Companies “would have to meet rigorous federal and/or state standards and outcome measures” in order to qualify for the credits, the Clinton aide said.

Clinton’s proposal does not come with a way to pay for the credits, unlike the LEAP Act, which uses savings in printing costs. But Clinton will introduce a broader array of offsets for this and other items on her domestic agenda later in the campaign, the aide said.

(Regardless of whose version goes furthest, both proposals trail Canada, which already has a variation of the apprenticeship tax credit.)

At Thursday’s campaign event at Trident Technical College in North Carolina, Clinton is expected to pitch the apprenticeship tax credit in autobiographical terms. A release on the proposal notes Clinton’s experience working in South Carolina after law school for the Children’s Defense Fund to emphasize the importance of encouraging groups to hire young professionals. Clinton got the job through the assistance of a grant for law students working on civil rights research.

The apprenticeship tax credit reflects the growing preference of political leaders to use the tax code as a way to encourage hiring. In 2010, Congress passed the HIRE Act, which offered a $1,000 tax credit to companies that hired and retained unemployed workers. On the campaign trail two years later, both Mitt Romney and Barack Obama endorsed similar ideas.

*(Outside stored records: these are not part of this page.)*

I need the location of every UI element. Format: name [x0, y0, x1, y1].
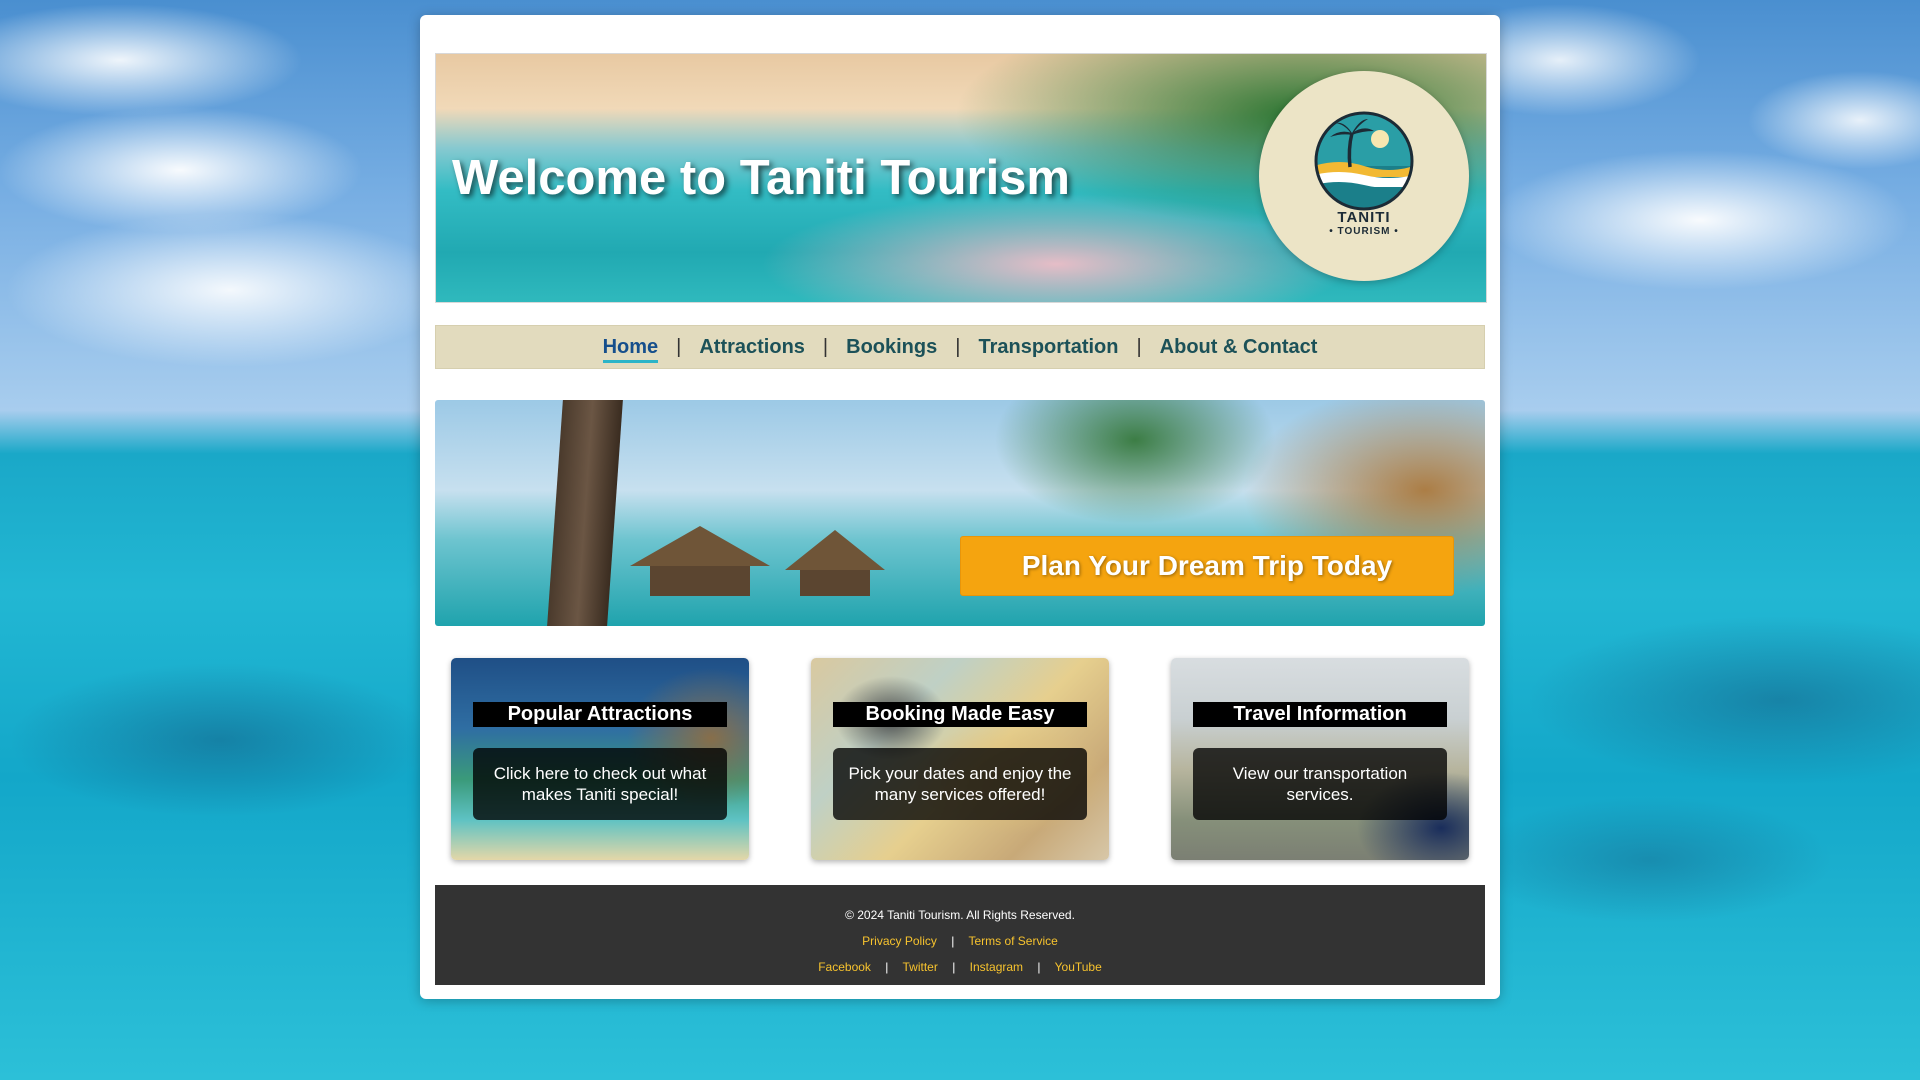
site-footer: © 2024 Taniti Tourism. All Rights Reserv… [435, 885, 1485, 985]
facebook-link[interactable]: Facebook [818, 960, 871, 974]
card-booking-made-easy[interactable]: Booking Made Easy Pick your dates and en… [811, 658, 1109, 860]
privacy-policy-link[interactable]: Privacy Policy [862, 934, 937, 948]
nav-item-about-contact[interactable]: About & Contact [1160, 332, 1318, 363]
card-title: Popular Attractions [473, 702, 727, 727]
footer-separator: | [1037, 960, 1041, 974]
card-description: Click here to check out what makes Tanit… [473, 748, 727, 820]
card-travel-information[interactable]: Travel Information View our transportati… [1171, 658, 1469, 860]
nav-separator: | [676, 335, 682, 358]
nav-item-bookings[interactable]: Bookings [846, 332, 937, 363]
card-popular-attractions[interactable]: Popular Attractions Click here to check … [451, 658, 749, 860]
page-title: Welcome to Taniti Tourism [452, 151, 1071, 205]
terms-of-service-link[interactable]: Terms of Service [968, 934, 1057, 948]
main-navigation: Home | Attractions | Bookings | Transpor… [435, 325, 1485, 369]
footer-separator: | [952, 960, 956, 974]
card-description: View our transportation services. [1193, 748, 1447, 820]
card-title: Booking Made Easy [833, 702, 1087, 727]
nav-separator: | [955, 335, 961, 358]
island-sun-palm-icon [1314, 111, 1414, 211]
nav-item-attractions[interactable]: Attractions [699, 332, 805, 363]
social-links: Facebook | Twitter | Instagram | YouTube [435, 960, 1485, 974]
nav-item-transportation[interactable]: Transportation [978, 332, 1118, 363]
plan-trip-button[interactable]: Plan Your Dream Trip Today [960, 536, 1454, 596]
card-description: Pick your dates and enjoy the many servi… [833, 748, 1087, 820]
instagram-link[interactable]: Instagram [970, 960, 1023, 974]
hut-graphic [630, 526, 770, 566]
page-container: Welcome to Taniti Tourism TANITI • TOURI… [420, 15, 1500, 999]
footer-separator: | [951, 934, 955, 948]
footer-separator: | [885, 960, 889, 974]
legal-links: Privacy Policy | Terms of Service [435, 934, 1485, 948]
logo-text-primary: TANITI [1337, 209, 1391, 226]
nav-separator: | [1136, 335, 1142, 358]
palm-tree-graphic [547, 400, 623, 626]
copyright-text: © 2024 Taniti Tourism. All Rights Reserv… [845, 908, 1075, 922]
hut-graphic [800, 570, 870, 596]
nav-separator: | [822, 335, 829, 358]
hut-graphic [785, 530, 885, 570]
youtube-link[interactable]: YouTube [1055, 960, 1102, 974]
logo-text-secondary: • TOURISM • [1329, 226, 1399, 237]
promo-banner: Plan Your Dream Trip Today [435, 400, 1485, 626]
site-logo[interactable]: TANITI • TOURISM • [1259, 71, 1469, 281]
header-hero: Welcome to Taniti Tourism TANITI • TOURI… [435, 53, 1487, 303]
hut-graphic [650, 566, 750, 596]
nav-item-home[interactable]: Home [602, 332, 659, 363]
twitter-link[interactable]: Twitter [903, 960, 938, 974]
card-title: Travel Information [1193, 702, 1447, 727]
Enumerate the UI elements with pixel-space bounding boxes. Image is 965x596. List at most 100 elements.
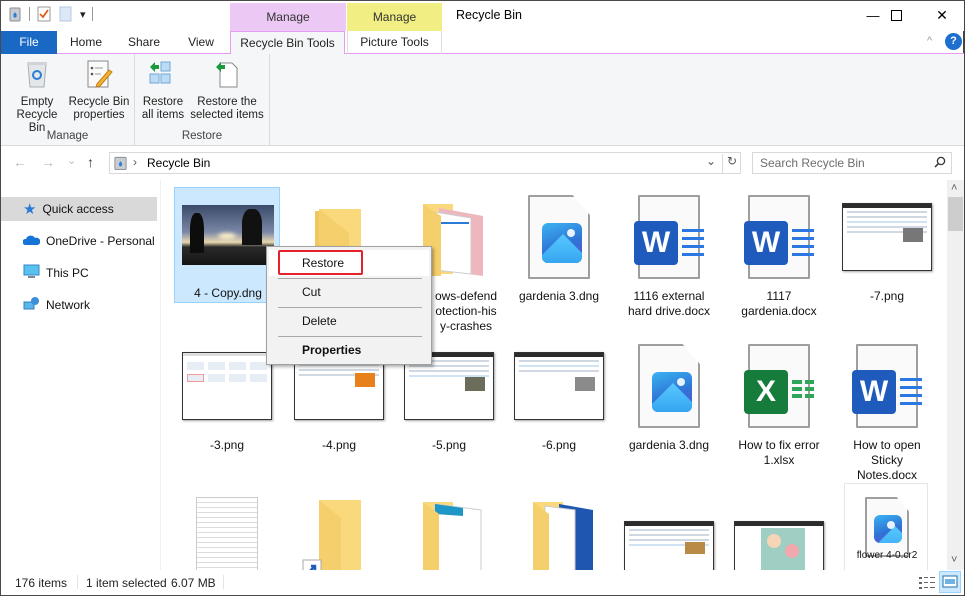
file-name-line: 1116 external bbox=[633, 289, 705, 303]
address-dropdown-button[interactable]: ⌄ bbox=[706, 154, 716, 168]
file-explorer-window: ▾ Manage Manage Recycle Bin — ✕ File Hom… bbox=[0, 0, 965, 596]
large-icons-view-button[interactable] bbox=[939, 571, 961, 593]
tab-home[interactable]: Home bbox=[59, 31, 113, 54]
selection-size: 6.07 MB bbox=[171, 576, 216, 590]
sidebar-item-label: Quick access bbox=[42, 202, 114, 216]
sidebar-item-label: This PC bbox=[46, 266, 89, 280]
file-item[interactable]: -3.png bbox=[174, 336, 280, 456]
sidebar-item-label: Network bbox=[46, 298, 91, 312]
search-box[interactable]: Search Recycle Bin bbox=[752, 152, 952, 174]
search-input[interactable]: Search Recycle Bin bbox=[760, 156, 865, 170]
ribbon-group-label: Restore bbox=[181, 130, 223, 142]
file-name: 1117 gardenia.docx bbox=[726, 289, 832, 319]
text-file-icon bbox=[174, 483, 280, 570]
file-name-line: hard drive.docx bbox=[627, 304, 711, 318]
properties-check-icon[interactable] bbox=[36, 6, 52, 22]
file-name: How to fix error 1.xlsx bbox=[726, 438, 832, 468]
ribbon-tabs: File Home Share View Recycle Bin Tools P… bbox=[1, 31, 964, 55]
file-list: 4 - Copy.dng ows-defend otection-his y-c… bbox=[161, 180, 947, 570]
ribbon: Empty Recycle Bin Recycle Bin properties… bbox=[1, 54, 964, 146]
scroll-thumb[interactable] bbox=[948, 197, 963, 231]
contextual-header-recycle-bin: Manage bbox=[230, 3, 346, 31]
vertical-scrollbar[interactable]: ˄ ˅ bbox=[947, 180, 964, 570]
sidebar-item-onedrive[interactable]: OneDrive - Personal bbox=[1, 229, 157, 253]
screenshot-thumbnail bbox=[506, 336, 612, 436]
file-name-line: 1117 bbox=[766, 289, 792, 303]
file-item[interactable]: -7.png bbox=[834, 187, 940, 307]
file-item[interactable] bbox=[174, 483, 280, 570]
details-view-button[interactable] bbox=[918, 575, 936, 591]
folder-shortcut-icon bbox=[286, 483, 392, 570]
status-bar: 176 items 1 item selected 6.07 MB bbox=[1, 570, 964, 595]
file-item[interactable]: flower 4-0.cr2 bbox=[844, 483, 928, 570]
menu-item-cut[interactable]: Cut bbox=[269, 279, 429, 305]
restore-all-icon bbox=[147, 58, 179, 90]
breadcrumb-separator[interactable]: › bbox=[133, 155, 137, 169]
file-item[interactable]: gardenia 3.dng bbox=[616, 336, 722, 456]
file-name: How to open Sticky Notes.docx bbox=[834, 438, 940, 483]
file-item[interactable]: W 1116 external hard drive.docx bbox=[616, 187, 722, 318]
excel-document-icon: X bbox=[726, 336, 832, 436]
tab-file[interactable]: File bbox=[1, 31, 57, 54]
menu-item-delete[interactable]: Delete bbox=[269, 308, 429, 334]
details-view-icon bbox=[919, 577, 935, 589]
scroll-up-arrow[interactable]: ˄ bbox=[951, 182, 957, 194]
file-item[interactable] bbox=[506, 483, 612, 570]
file-item[interactable] bbox=[286, 483, 392, 570]
file-name: gardenia 3.dng bbox=[628, 438, 710, 452]
ribbon-group-manage: Empty Recycle Bin Recycle Bin properties… bbox=[1, 54, 135, 146]
network-icon bbox=[23, 296, 40, 314]
customize-qat-dropdown-icon[interactable]: ▾ bbox=[80, 8, 86, 21]
file-item[interactable]: X How to fix error 1.xlsx bbox=[726, 336, 832, 468]
scroll-down-arrow[interactable]: ˅ bbox=[951, 554, 957, 566]
screenshot-thumbnail bbox=[834, 187, 940, 287]
file-item[interactable]: -6.png bbox=[506, 336, 612, 456]
forward-button[interactable]: → bbox=[41, 154, 55, 170]
screenshot-thumbnail bbox=[726, 483, 832, 570]
new-folder-icon[interactable] bbox=[58, 6, 74, 22]
address-bar[interactable]: › Recycle Bin ⌄ ↻ bbox=[109, 152, 741, 174]
tab-view[interactable]: View bbox=[175, 31, 227, 54]
sidebar-item-network[interactable]: Network bbox=[1, 293, 157, 317]
file-name: -3.png bbox=[209, 438, 245, 452]
recycle-bin-properties-icon bbox=[83, 58, 115, 90]
file-item[interactable] bbox=[726, 483, 832, 570]
help-icon[interactable]: ? bbox=[945, 33, 962, 50]
tab-share[interactable]: Share bbox=[117, 31, 171, 54]
button-label-line1: Restore the bbox=[197, 96, 257, 108]
image-file-icon bbox=[506, 187, 612, 287]
button-label-line2: selected items bbox=[190, 109, 264, 121]
tab-picture-tools[interactable]: Picture Tools bbox=[347, 31, 442, 54]
button-label-line2: properties bbox=[73, 109, 125, 121]
back-button[interactable]: ← bbox=[13, 154, 27, 170]
tab-recycle-bin-tools[interactable]: Recycle Bin Tools bbox=[230, 31, 345, 55]
file-item[interactable]: 4 - Copy.dng bbox=[174, 187, 280, 303]
sidebar-item-this-pc[interactable]: This PC bbox=[1, 261, 157, 285]
file-item[interactable] bbox=[396, 483, 502, 570]
file-name-line: 1.xlsx bbox=[763, 453, 795, 467]
empty-recycle-bin-button[interactable]: Empty Recycle Bin bbox=[8, 58, 66, 135]
file-name: -6.png bbox=[541, 438, 577, 452]
file-item[interactable]: gardenia 3.dng bbox=[506, 187, 612, 307]
refresh-button[interactable]: ↻ bbox=[722, 154, 741, 174]
file-name-line: Sticky bbox=[870, 453, 903, 467]
up-button[interactable]: ↑ bbox=[87, 154, 94, 170]
close-button[interactable]: ✕ bbox=[919, 1, 965, 29]
file-item[interactable] bbox=[616, 483, 722, 570]
menu-item-properties[interactable]: Properties bbox=[269, 337, 429, 363]
collapse-ribbon-icon[interactable]: ^ bbox=[927, 35, 932, 47]
recycle-bin-properties-button[interactable]: Recycle Bin properties bbox=[67, 58, 131, 122]
sidebar-item-quick-access[interactable]: ★ Quick access bbox=[1, 197, 157, 221]
file-item[interactable]: W How to open Sticky Notes.docx bbox=[834, 336, 940, 482]
file-name: gardenia 3.dng bbox=[518, 289, 600, 303]
maximize-button[interactable] bbox=[873, 1, 919, 29]
file-item[interactable]: W 1117 gardenia.docx bbox=[726, 187, 832, 319]
recent-locations-button[interactable]: ⌄ bbox=[67, 154, 76, 167]
restore-all-items-button[interactable]: Restore all items bbox=[139, 58, 187, 122]
empty-recycle-bin-icon bbox=[21, 58, 53, 90]
large-icons-view-icon bbox=[942, 575, 958, 588]
breadcrumb-recycle-bin[interactable]: Recycle Bin bbox=[147, 156, 210, 170]
recycle-bin-icon[interactable] bbox=[7, 6, 23, 22]
title-bar: ▾ Manage Manage Recycle Bin — ✕ bbox=[1, 1, 964, 31]
restore-selected-items-button[interactable]: Restore the selected items bbox=[189, 58, 265, 122]
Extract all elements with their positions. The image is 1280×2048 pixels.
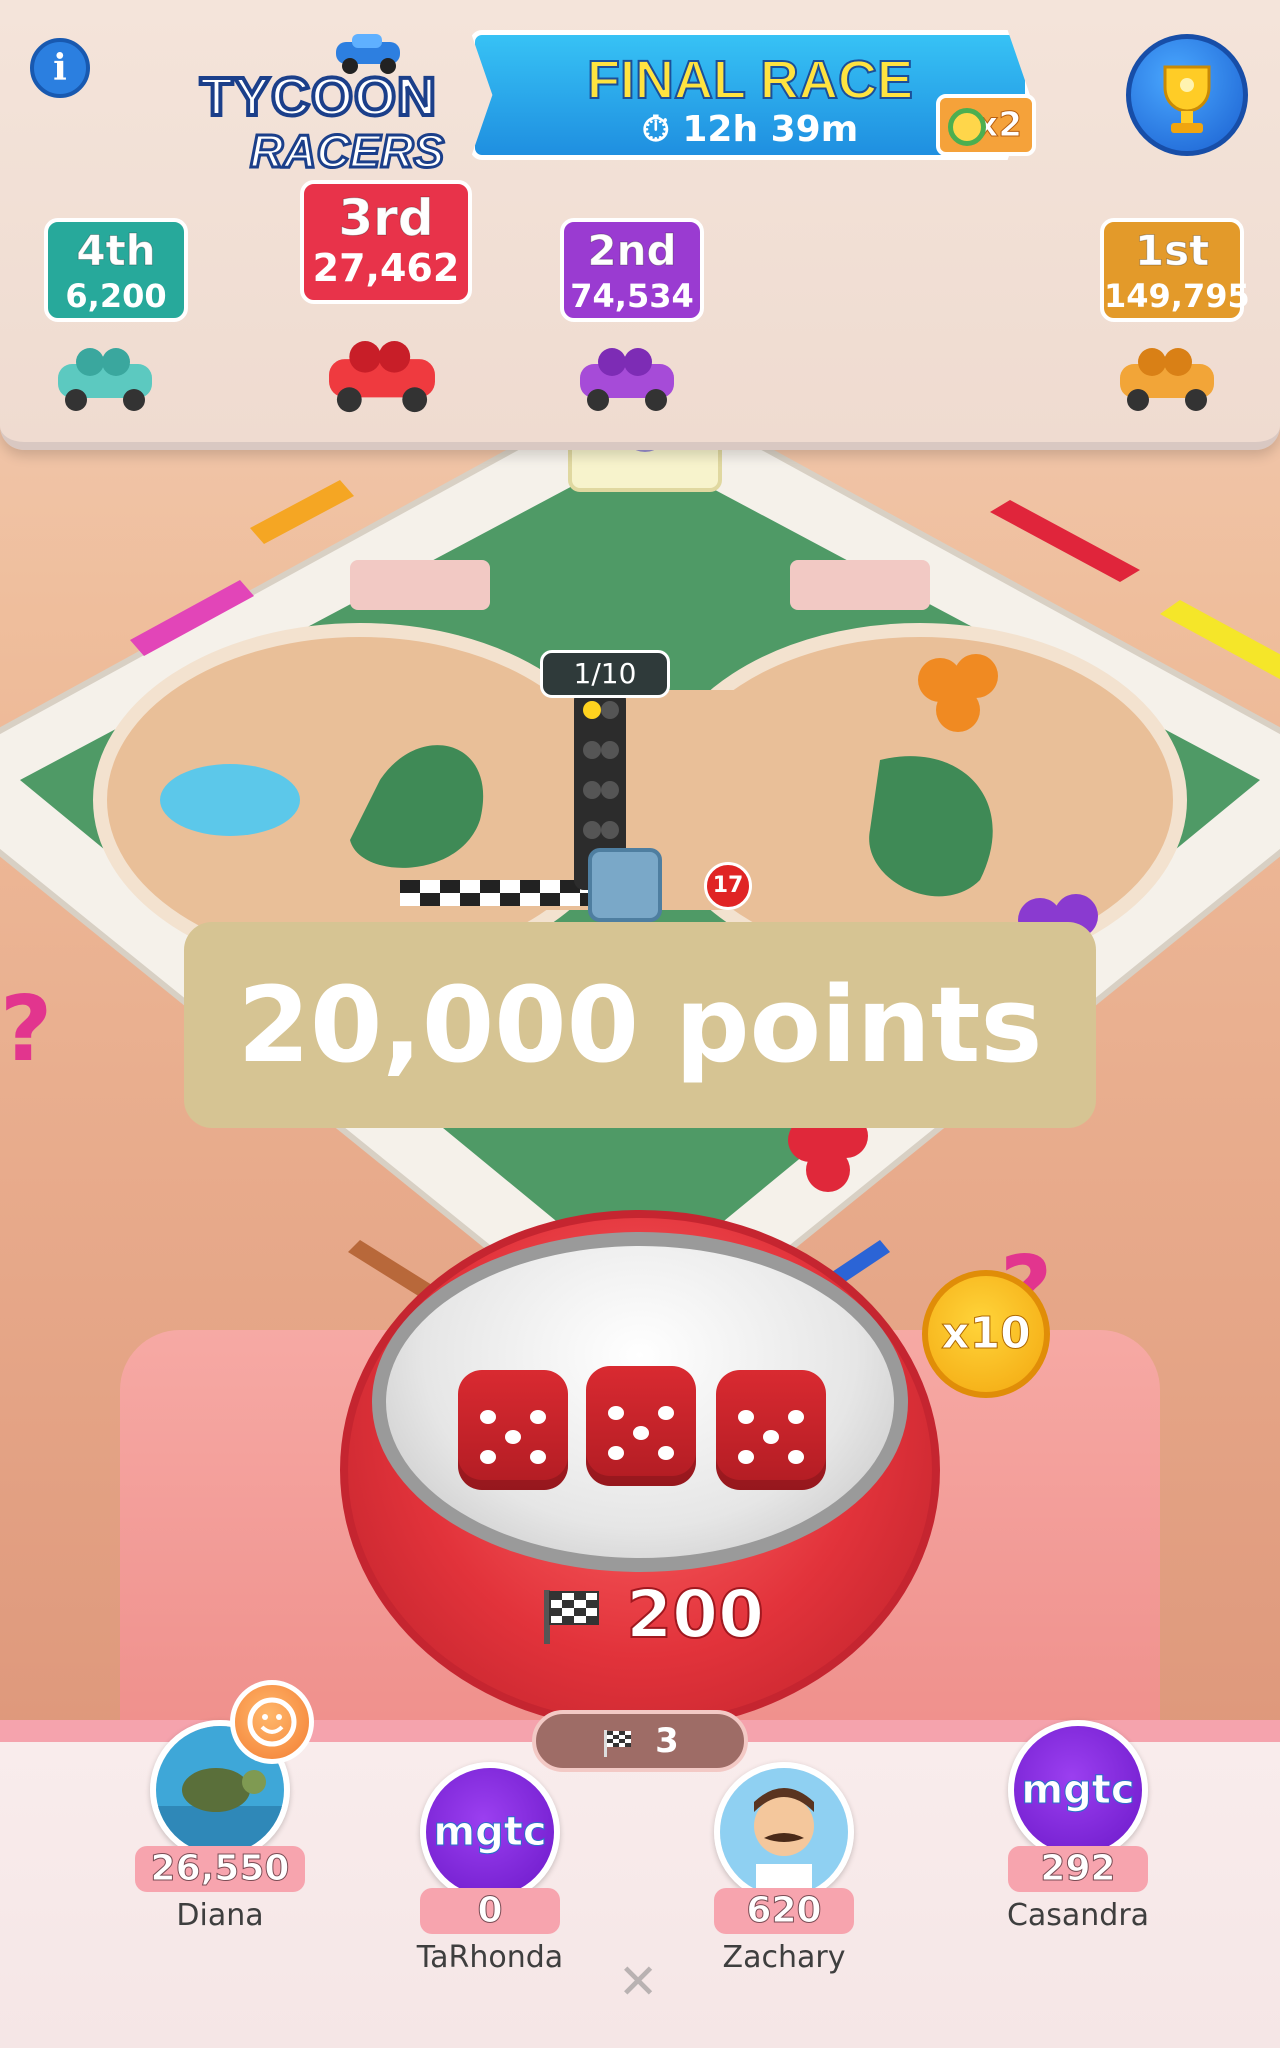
player-avatar: mgtc	[420, 1762, 560, 1902]
avatar-logo-text: mgtc	[433, 1809, 547, 1856]
roll-multiplier-button[interactable]: x10	[922, 1270, 1050, 1398]
logo-title-line1: TYCOON	[198, 65, 438, 129]
standing-position: 2nd	[587, 226, 677, 276]
points-banner: 20,000 points	[184, 922, 1096, 1128]
player-avatar: mgtc	[1008, 1720, 1148, 1860]
die-2	[586, 1366, 696, 1486]
player-zachary[interactable]: 620 Zachary	[684, 1762, 884, 1975]
racer-car-teal-icon	[58, 348, 152, 411]
wreath-icon	[948, 108, 986, 146]
logo-title-line2: RACERS	[248, 124, 445, 179]
svg-text:?: ?	[0, 977, 52, 1082]
player-name: Zachary	[722, 1940, 846, 1975]
lap-progress-indicator: 1/10	[540, 650, 670, 698]
player-tarhonda[interactable]: mgtc 0 TaRhonda	[390, 1762, 590, 1975]
standing-3rd: 3rd 27,462	[300, 180, 472, 304]
trophy-icon[interactable]	[1126, 34, 1248, 156]
checkered-flag-icon	[604, 1729, 632, 1757]
standing-position: 3rd	[338, 189, 434, 248]
standing-position: 4th	[76, 226, 156, 276]
player-casandra[interactable]: mgtc 292 Casandra	[978, 1720, 1178, 1933]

Whether it works is another question entirely. As The Huffington Post’s Arthur Delaney reported in June 2012:

The Treasury Department reported that from February to October of 2010, businesses hired more than 10 million unemployed people who could have made them eligible for the law's incentives. But there's no telling how many of those hires were actually caused by the incentives, and economists took a dim view of the program. Economists and worker advocates have suspected employers would collect incentives for hires they would have made anyway.